Un ruban de terre rouge serpente à travers la forêt équatoriale, reliant la capitale Georgetown à la frontière brésilienne. Cette artère vitale de cinq cents kilomètres, surnommée « The Trail », symbolise à la fois les défis et les ambitions du Guyana. Le gouvernement mise sur la manne pétrolière pour métamorphoser cette piste en un corridor économique moderne, capable de désenclaver les régions intérieures et d’ouvrir l’accès au marché brésilien.

Le projet, évalué à près d’un milliard de dollars, représente le plus grand chantier d’infrastructure de l’histoire du pays. Il prévoit la construction d’un pont de six cents mètres à Kurupukari, où une barge assure actuellement la traversée des véhicules. Pour les chauffeurs de poids lourds comme Ramdial Metleash, cette modernisation est synonyme de soulagement. Les conditions actuelles – pistes défoncées en saison des pluies, nuages de poussière en période sèche, pannes fréquentes – rendent le trajet éprouvant et aléatoire.

Au-delà des aspects logistiques, cette route revêt une dimension géostratégique.
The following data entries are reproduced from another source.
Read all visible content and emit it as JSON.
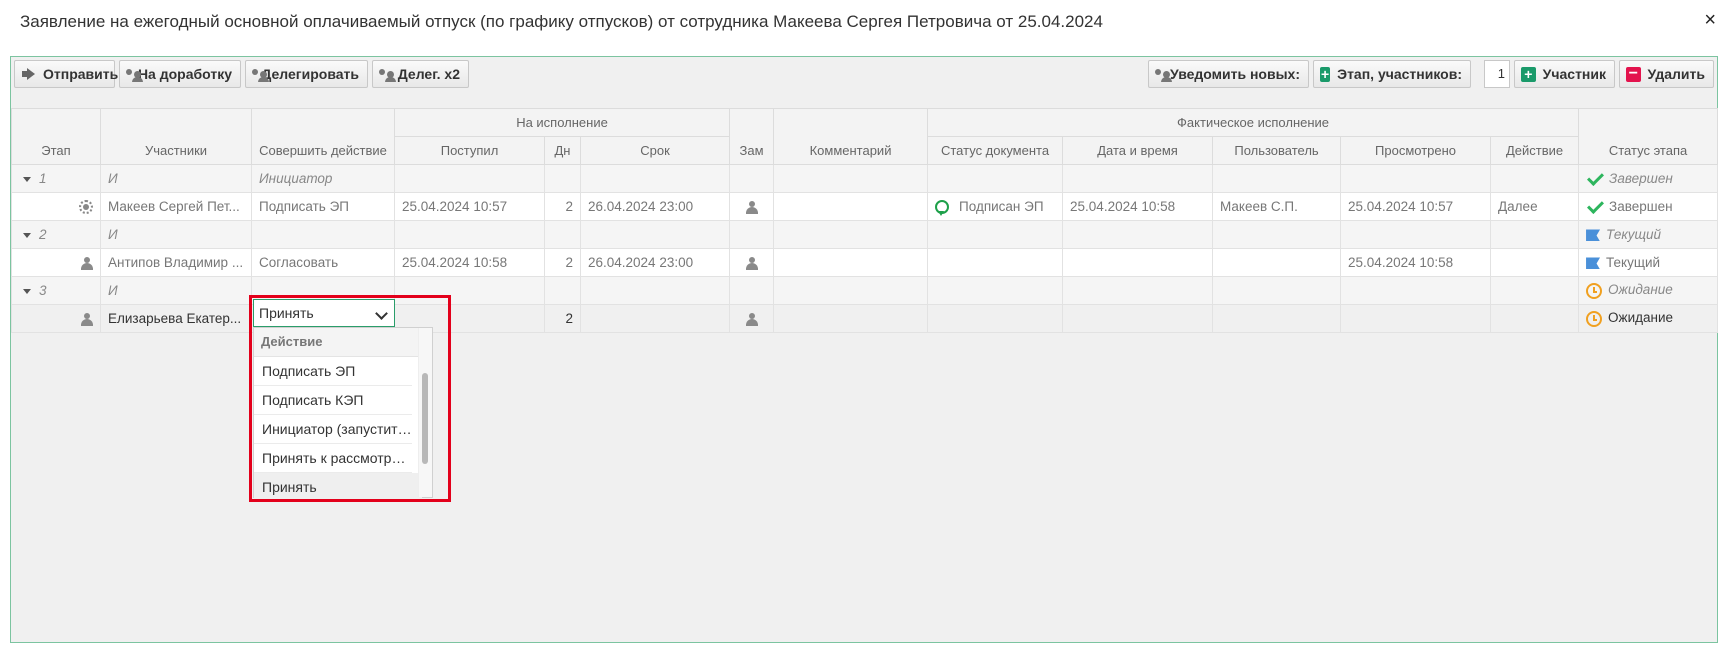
{
  "dialog": {
    "title": "Заявление на ежегодный основной оплачиваемый отпуск (по графику отпусков) от сотрудника Макеева Сергея Петровича от 25.04.2024",
    "close_label": "×"
  },
  "toolbar": {
    "send": "Отправить",
    "rework": "На доработку",
    "delegate": "Делегировать",
    "delegate_x2": "Делег. х2",
    "notify_new": "Уведомить новых:",
    "stage_participants": "Этап, участников:",
    "participants_count": "1",
    "participant": "Участник",
    "delete": "Удалить"
  },
  "grid": {
    "group_headers": {
      "execution": "На исполнение",
      "actual": "Фактическое исполнение"
    },
    "columns": {
      "stage": "Этап",
      "participants": "Участники",
      "action": "Совершить действие",
      "received": "Поступил",
      "days": "Дн",
      "deadline": "Срок",
      "deputy": "Зам",
      "comment": "Комментарий",
      "doc_status": "Статус документа",
      "datetime": "Дата и время",
      "user": "Пользователь",
      "viewed": "Просмотрено",
      "act": "Действие",
      "stage_status": "Статус этапа"
    },
    "rows": [
      {
        "stage": "1",
        "participant": "И",
        "action": "Инициатор",
        "stage_status": "Завершен"
      },
      {
        "participant": "Макеев Сергей Пет...",
        "action": "Подписать ЭП",
        "received": "25.04.2024 10:57",
        "days": "2",
        "deadline": "26.04.2024 23:00",
        "doc_status": "Подписан ЭП",
        "datetime": "25.04.2024 10:58",
        "user": "Макеев С.П.",
        "viewed": "25.04.2024 10:57",
        "act": "Далее",
        "stage_status": "Завершен"
      },
      {
        "stage": "2",
        "participant": "И",
        "stage_status": "Текущий"
      },
      {
        "participant": "Антипов Владимир ...",
        "action": "Согласовать",
        "received": "25.04.2024 10:58",
        "days": "2",
        "deadline": "26.04.2024 23:00",
        "viewed": "25.04.2024 10:58",
        "stage_status": "Текущий"
      },
      {
        "stage": "3",
        "participant": "И",
        "stage_status": "Ожидание"
      },
      {
        "participant": "Елизарьева Екатер...",
        "days": "2",
        "stage_status": "Ожидание"
      }
    ]
  },
  "action_select": {
    "value": "Принять",
    "dropdown_header": "Действие",
    "options": [
      "Подписать ЭП",
      "Подписать КЭП",
      "Инициатор (запустить м...",
      "Принять к рассмотрению",
      "Принять"
    ]
  },
  "colors": {
    "accent": "#1a9a6a",
    "danger": "#e3134d",
    "highlight": "#e3001b"
  }
}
Elle doit faciliter l’accès à l’Essequibo, région riche en ressources naturelles mais aussi disputée avec le Venezuela. Les autorités entendent ainsi affirmer leur souveraineté tout en stimulant le développement des communautés amérindiennes locales. Le ministre des Travaux publics souligne l’importance de cette connexion avec le nord du Brésil, un marché de vingt millions de consommateurs.

L’impact économique s’annonce considérable. Les exportations guyanaises pourront transiter par le port en eau profonde de Palmyra, réduisant considérablement les délais d’acheminement vers les marchés internationaux. Les habitants riverains de la route, comme Michelle Fredericks qui tient un snack-bar à Kurupukari, anticipent déjà ces changements. Certains devront s’adapter, d’autres y voient une opportunité de développer le tourisme ou le commerce transfrontalier.
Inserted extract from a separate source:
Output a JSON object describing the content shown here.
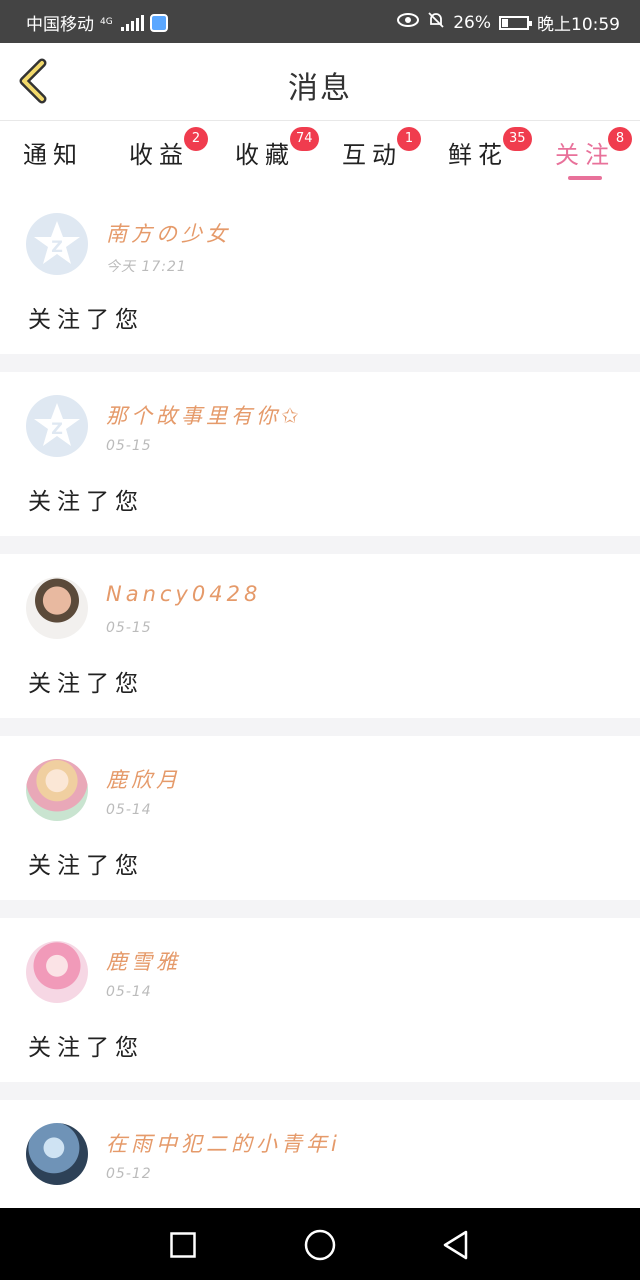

Plus au sud, près de Toka, Telford Davis incarne une autre réalité – celle d’un éleveur pratiquant une économie de subsistance mais vendant déjà ses porcs au Brésil. Pour lui comme pour beaucoup, la route promet à la fois modernité et préservation d’un mode de vie ancestral. Le Guyana semble résolu à écrire un nouveau chapitre de son développement, où la croissance économique s’articule avec l’identité territoriale et les aspirations de sa population.